Working is one of the best investments in your life, like education and families. Working when you are young is obvious, and even more obvious when you are old because being a pensioner can be boring and bad for your health when you suddenly find empty days with a big reduction in social contacts. People dream about retiring but the reality for many is like a speeding car coming to a halt on a motorway far from an emergency phone!
There can be no question that young people have to find a job as soon as is possible or practical because in today’s society you just can’t live without a job – you have to pay your bills. Most young people would agree that these first jobs are sufficient, if not exciting. They are at the beginning of something interesting, and that is a good start. Attitudes change with age, and older workers look for more fulfilling experiences even though you still have to pay the bills. These better experiences are normally built around the workplace, but also around the family, through friends and hobbies. Who wants to experience burnout? Who wants to die on the job just for money or position? Knowing things, having a good education, staying healthy and being aware of your surroundings normally help people make the right choices.
Getting paid for work and paying the bills means that the basic welfare services can be paid for. These basic services are what are needed for a better life and what definitely explain why a small country like Finland with huge areas of forests and lakes and a tiny population manages its affairs well in these competitive global markets.
But now, one of the biggest problems in Finland is that there is not enough people working because the number of pensioners is growing fast from 1.7 million to 2 million.
We need to get many more people into jobs because there are 2 immediate benefits for the country when each person enters or re-enters the labour market:
- Tax revenues will increase.
- That person has a good chance of feeling happier just because he or she has a job. That is one less depressed person sitting at home doing less that what they are capable of doing.

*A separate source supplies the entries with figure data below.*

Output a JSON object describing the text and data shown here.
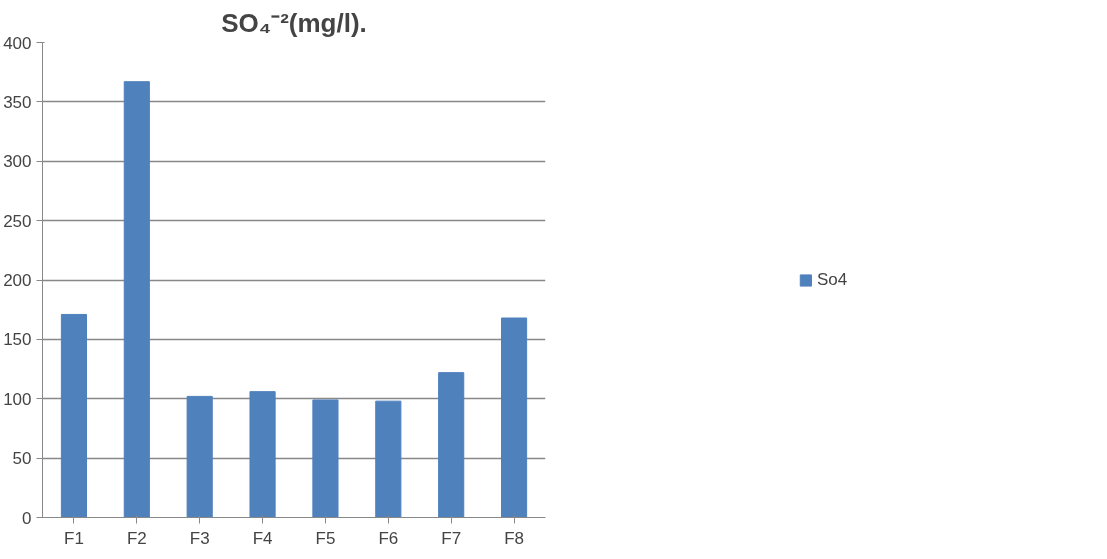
{
  "chart_data": {
    "type": "bar",
    "title": "SO₄⁻²(mg/l).",
    "categories": [
      "F1",
      "F2",
      "F3",
      "F4",
      "F5",
      "F6",
      "F7",
      "F8"
    ],
    "series": [
      {
        "name": "So4",
        "color": "#4f81bd",
        "values": [
          171,
          367,
          102,
          106,
          99,
          98,
          122,
          168
        ]
      }
    ],
    "ylim": [
      0,
      400
    ],
    "yticks": [
      0,
      50,
      100,
      150,
      200,
      250,
      300,
      350,
      400
    ],
    "grid": "y",
    "legend": "right"
  }
}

Most of us would agree that doing your share in the office, at the factory, or on the road is the only way we can guarantee and efficient and sustainable society. Taxes paid by working people and companies fund education, healthcare, care of the elderly and security. Without these basic services Finland cannot stay ahead of the game in this global markets.
Since 1971, I have had several interesting jobs in 6 different countries. Then I retired 9 years ago at 65 years and decided that there was no point in spending time playing golf, sitting on a beach in Portugal, gardening, or looking after the grandchildren. I decided that working without the boss and assistants would be interesting. I started investing in small companies to help them grow and develop. I also decided to become a professional board member at a school and at a couple of companies, and teach myself Mandarin by doing one hour’s homework every day. This I have done for the last 9 years.
It’s great to be without a boss and without anyone working for me. My long work experience in dealing with different challenges and with thousands of people means that advisory work is actually a joy now – nobody is forcing me to do anything and I am receiving a pension at the same time. I do not have to for work for money, but it is nice to have something extra, while having a more active social life with a more diverse group of people!
But what really annoys me is the fact that I am now paying a higher tax rate on my income compared to my former full time work even though my pension plus pay is smaller than my last wage.
The government should consider giving a percentage reduction for pensioners as an incentive to create new tax revenue from a growing number of pensioners who see solid economic reasons for working.
Believe me, there is a huge difference between sitting at home watching silly TV shows compared to interesting and demanding work in an office. Working means that you have to walk somewhere, interact with others, and have a real social life.
I am willing to bet there are many thousands perfectly able pensioners would love to work and make some extra money and that would slow down those debilitating illnesses related to loneliness and depression with a big cost savings for the taxpayers’ healthcare bill.
If 100 000 pensioners paid a lower tax rate that contributed some €10 000 tax revenues per person, then the extra tax revenues would be €1 billion with big savings from healthier older generation!
Your correspondent suggested this to the Ministry of Finance a few weeks ago for the second time, but they just smiled!
It is time to wake these people up and go to the barricades… Working as a pensioner is fun!